Before the coronavirus crisis hit, EU and UK production of motor vehicles was running at 18.5 million units a year. This year some 3.6 million units have already been lost across the sector due to the pandemic. New calculations suggest that, for cars and vans alone, a reduction in demand resulting from a 10% WTO tariff could wipe some three million units from EU and UK factory output over the next five years, with losses worth €52.8 billion to UK plants and €57.7 billion to those based across the EU.? Suppliers would also suffer from these changes.

This combined loss in trade value would seriously harm revenues for a sector that is one of Europe's most valuable assets, employing millions of people and generating shared prosperity for all, with a combined trade surplus of €74 billion with the rest of the world in 2019. Collectively, the EU27 and UK automotive sector is responsible for 20% of global motor vehicle production and spends some €60.9 billion on innovation per year, making it Europe's largest R&D investor.

Achieving an ambitious EU-UK FTA with automotive-specific provisions is critical to the European automotive industry's future success. Any deal should include zero tariffs and quotas, appropriate rules of origin for both internal combustion engine and alternatively fuelled vehicles, plus components and powertrains, and a framework to avoid regulatory divergence.

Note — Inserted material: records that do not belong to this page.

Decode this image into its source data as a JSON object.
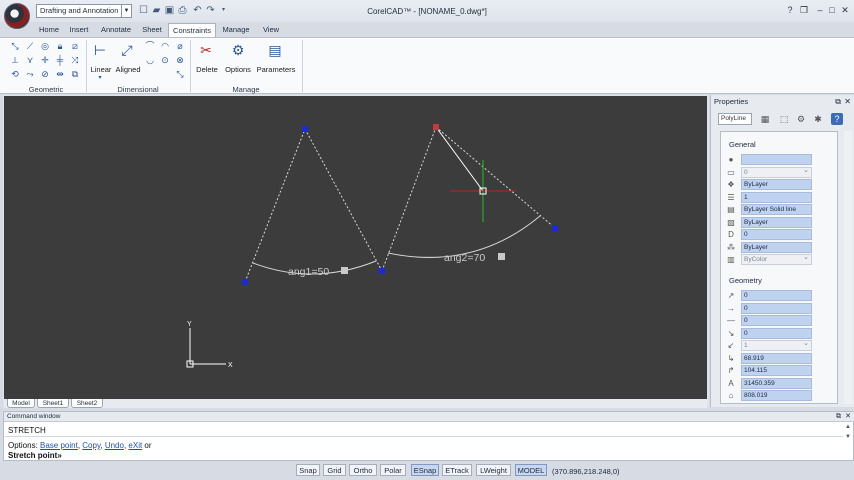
{
  "titlebar": {
    "workspace": "Drafting and Annotation",
    "title": "CorelCAD™ - [NONAME_0.dwg*]"
  },
  "ribbon": {
    "tabs": [
      "Home",
      "Insert",
      "Annotate",
      "Sheet",
      "Constraints",
      "Manage",
      "View"
    ],
    "active_tab": "Constraints",
    "groups": {
      "geometric": "Geometric",
      "dimensional": "Dimensional",
      "manage": "Manage"
    },
    "buttons": {
      "linear": "Linear",
      "aligned": "Aligned",
      "delete": "Delete",
      "options": "Options",
      "parameters": "Parameters"
    }
  },
  "drawing": {
    "labels": {
      "ang1": "ang1=50",
      "ang2": "ang2=70",
      "axis_x": "X",
      "axis_y": "Y"
    }
  },
  "layout_tabs": [
    "Model",
    "Sheet1",
    "Sheet2"
  ],
  "properties": {
    "title": "Properties",
    "entity_type": "PolyLine",
    "general_label": "General",
    "geometry_label": "Geometry",
    "general_rows": [
      {
        "icon": "color-icon",
        "value": "",
        "muted": false
      },
      {
        "icon": "layer-icon",
        "value": "0",
        "muted": true
      },
      {
        "icon": "linetype-icon",
        "value": "ByLayer",
        "muted": false
      },
      {
        "icon": "linescale-icon",
        "value": "1",
        "muted": false
      },
      {
        "icon": "linestyle-icon",
        "value": "ByLayer    Solid line",
        "muted": false
      },
      {
        "icon": "lineweight-icon",
        "value": "ByLayer",
        "muted": false
      },
      {
        "icon": "thickness-icon",
        "value": "0",
        "muted": false
      },
      {
        "icon": "hyperlink-icon",
        "value": "ByLayer",
        "muted": false
      },
      {
        "icon": "printstyle-icon",
        "value": "ByColor",
        "muted": true
      }
    ],
    "geometry_rows": [
      {
        "icon": "vertex-icon",
        "value": "0",
        "muted": false
      },
      {
        "icon": "vertex-x-icon",
        "value": "0",
        "muted": false
      },
      {
        "icon": "vertex-y-icon",
        "value": "0",
        "muted": false
      },
      {
        "icon": "start-width-icon",
        "value": "0",
        "muted": false
      },
      {
        "icon": "end-width-icon",
        "value": "1",
        "muted": true
      },
      {
        "icon": "global-width-icon",
        "value": "68.919",
        "muted": false
      },
      {
        "icon": "elevation-icon",
        "value": "104.115",
        "muted": false
      },
      {
        "icon": "area-icon",
        "value": "31450.359",
        "muted": false
      },
      {
        "icon": "length-icon",
        "value": "808.019",
        "muted": false
      }
    ]
  },
  "command_window": {
    "title": "Command window",
    "line1": "STRETCH",
    "options_prefix": "Options: ",
    "options": [
      "Base point",
      "Copy",
      "Undo",
      "eXit"
    ],
    "options_suffix": " or",
    "prompt": "Stretch point»"
  },
  "statusbar": {
    "buttons": [
      {
        "label": "Snap",
        "on": false
      },
      {
        "label": "Grid",
        "on": false
      },
      {
        "label": "Ortho",
        "on": false
      },
      {
        "label": "Polar",
        "on": false
      },
      {
        "label": "ESnap",
        "on": true
      },
      {
        "label": "ETrack",
        "on": false
      },
      {
        "label": "LWeight",
        "on": false
      },
      {
        "label": "MODEL",
        "on": true
      }
    ],
    "coords": "(370.896,218.248,0)"
  }
}
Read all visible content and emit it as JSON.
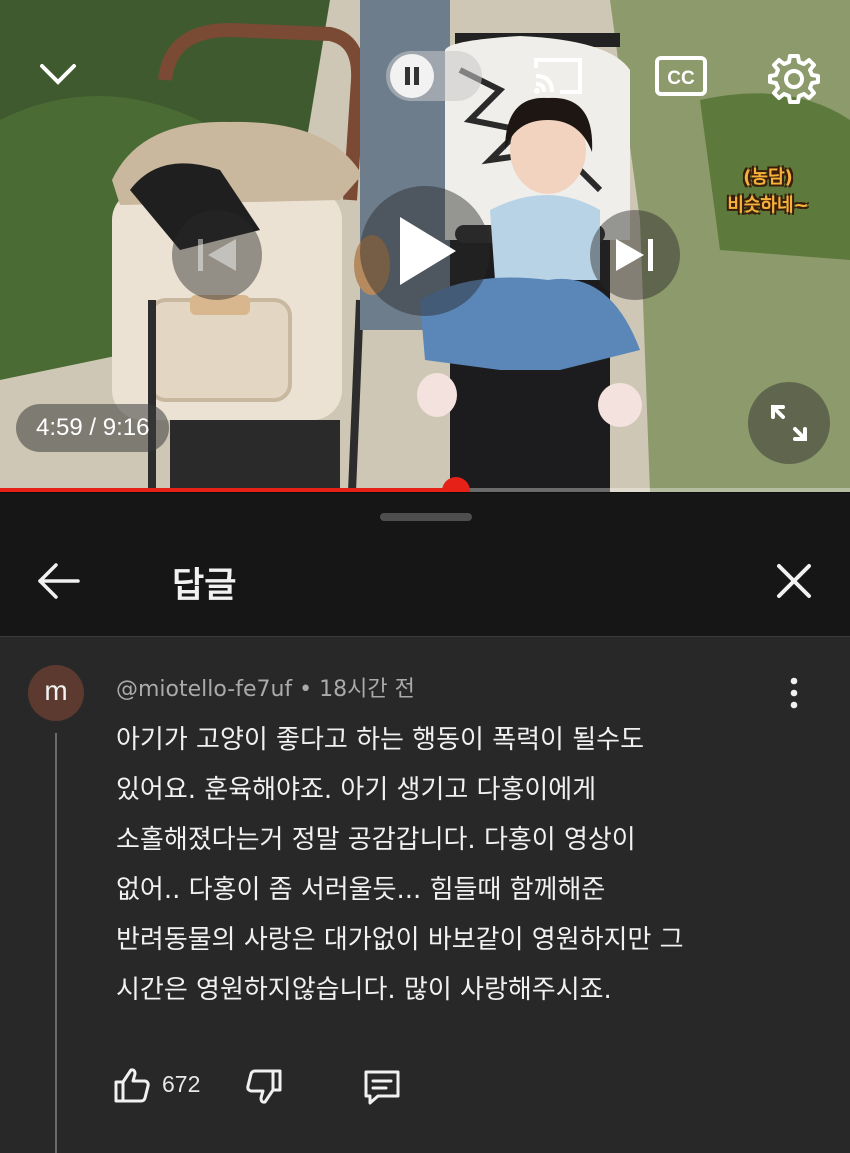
{
  "player": {
    "time_display": "4:59 / 9:16",
    "progress_fraction": 0.537,
    "overlay_caption_line1": "(농담)",
    "overlay_caption_line2": "비슷하네~",
    "accent_color": "#e62117"
  },
  "panel": {
    "title": "답글",
    "back_icon": "arrow-left-icon",
    "close_icon": "close-icon"
  },
  "comment": {
    "avatar_letter": "m",
    "author": "@miotello-fe7uf",
    "separator": " • ",
    "time_ago": "18시간 전",
    "lines": [
      "아기가 고양이 좋다고 하는 행동이 폭력이 될수도",
      "있어요. 훈육해야죠. 아기 생기고 다홍이에게",
      "소홀해졌다는거 정말 공감갑니다. 다홍이 영상이",
      "없어.. 다홍이 좀 서러울듯... 힘들때 함께해준",
      "반려동물의 사랑은 대가없이 바보같이 영원하지만 그",
      "시간은 영원하지않습니다. 많이 사랑해주시죠."
    ],
    "like_count": "672"
  }
}
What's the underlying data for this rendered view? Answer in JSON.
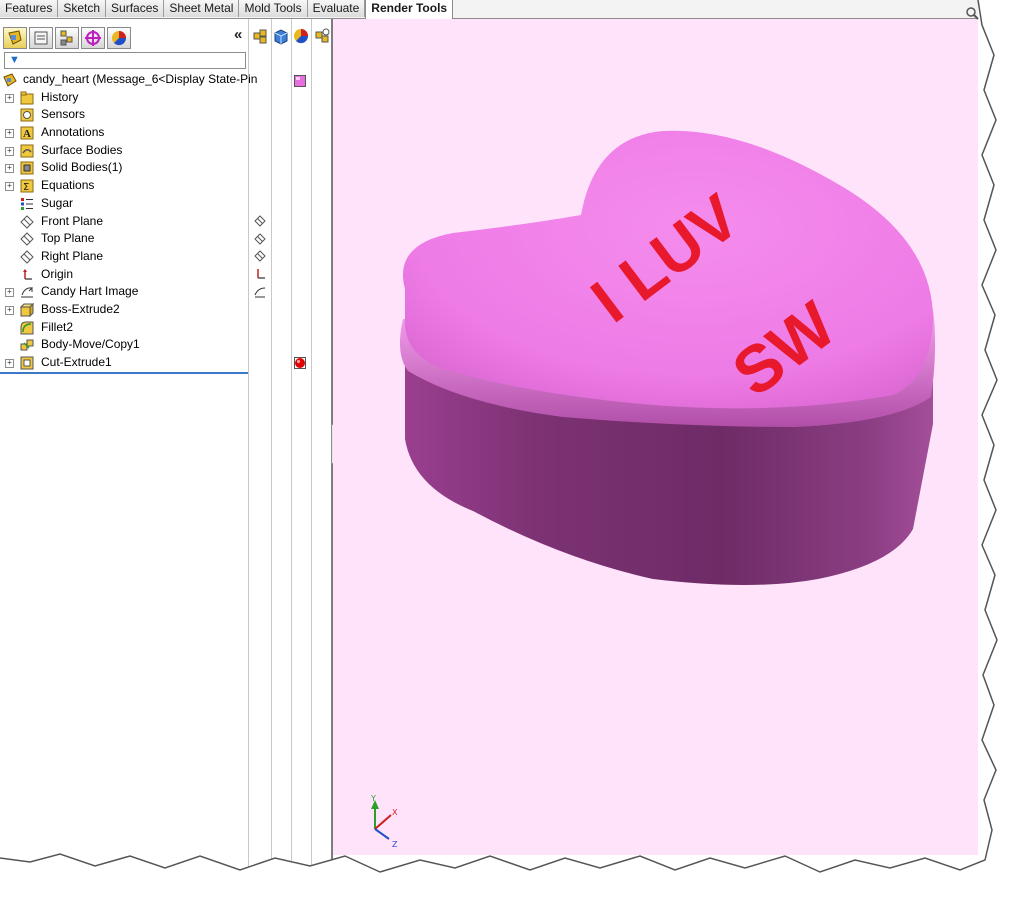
{
  "tabs": [
    {
      "label": "Features",
      "active": false
    },
    {
      "label": "Sketch",
      "active": false
    },
    {
      "label": "Surfaces",
      "active": false
    },
    {
      "label": "Sheet Metal",
      "active": false
    },
    {
      "label": "Mold Tools",
      "active": false
    },
    {
      "label": "Evaluate",
      "active": false
    },
    {
      "label": "Render Tools",
      "active": true
    }
  ],
  "panel": {
    "tab_icons": [
      "feature-manager-icon",
      "property-manager-icon",
      "configuration-manager-icon",
      "dimxpert-icon",
      "display-manager-icon"
    ],
    "collapse_glyph": "«",
    "toolbar_icons": [
      "hide-show-icon",
      "view-orientation-icon",
      "appearance-icon",
      "scene-icon"
    ],
    "filter_icon": "filter-icon"
  },
  "tree": {
    "root": {
      "label": "candy_heart  (Message_6<Display State-Pin",
      "icon": "part-icon",
      "color_swatch": "#e86ee0"
    },
    "items": [
      {
        "label": "History",
        "icon": "history-folder-icon",
        "expandable": true
      },
      {
        "label": "Sensors",
        "icon": "sensor-icon",
        "expandable": false
      },
      {
        "label": "Annotations",
        "icon": "annotations-icon",
        "expandable": true
      },
      {
        "label": "Surface Bodies",
        "icon": "surface-bodies-icon",
        "expandable": true
      },
      {
        "label": "Solid Bodies(1)",
        "icon": "solid-bodies-icon",
        "expandable": true
      },
      {
        "label": "Equations",
        "icon": "equations-icon",
        "expandable": true
      },
      {
        "label": "Sugar",
        "icon": "material-icon",
        "expandable": false
      },
      {
        "label": "Front Plane",
        "icon": "plane-icon",
        "expandable": false
      },
      {
        "label": "Top Plane",
        "icon": "plane-icon",
        "expandable": false
      },
      {
        "label": "Right Plane",
        "icon": "plane-icon",
        "expandable": false
      },
      {
        "label": "Origin",
        "icon": "origin-icon",
        "expandable": false
      },
      {
        "label": "Candy Hart Image",
        "icon": "sketch-picture-icon",
        "expandable": true
      },
      {
        "label": "Boss-Extrude2",
        "icon": "boss-extrude-icon",
        "expandable": true
      },
      {
        "label": "Fillet2",
        "icon": "fillet-icon",
        "expandable": false
      },
      {
        "label": "Body-Move/Copy1",
        "icon": "move-copy-icon",
        "expandable": false
      },
      {
        "label": "Cut-Extrude1",
        "icon": "cut-extrude-icon",
        "expandable": true
      }
    ],
    "cut_swatch_color": "#e00000"
  },
  "viewport": {
    "model_text_line1": "I LUV",
    "model_text_line2": "SW",
    "text_color": "#e8192c",
    "top_color": "#f07de8",
    "side_color": "#8a3a80",
    "background": "#ffe3fb",
    "triad": {
      "x_label": "X",
      "y_label": "Y",
      "z_label": "Z"
    }
  }
}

Crucially, businesses need detailed information about the agreed trading conditions they will face from 1 January 2021 to make final preparations. This, combined with targeted support and an appropriate a phase-in period that allows for greater use of foreign materials for a limited period of time, will ensure businesses are able to cope with the end of the transition period.

ACEA represents the 16 major Europe-based car, van, truck and bus manufacturers: BMW Group, CNH Industrial, DAF Trucks, Daimler, Ferrari, Fiat Chrysler Automobiles, Ford of Europe, Honda Motor Europe, Hyundai Motor Europe, Jaguar Land Rover, PSA Group, Renault Group, Toyota Motor Europe, Volkswagen Group, Volvo Cars, and Volvo Group.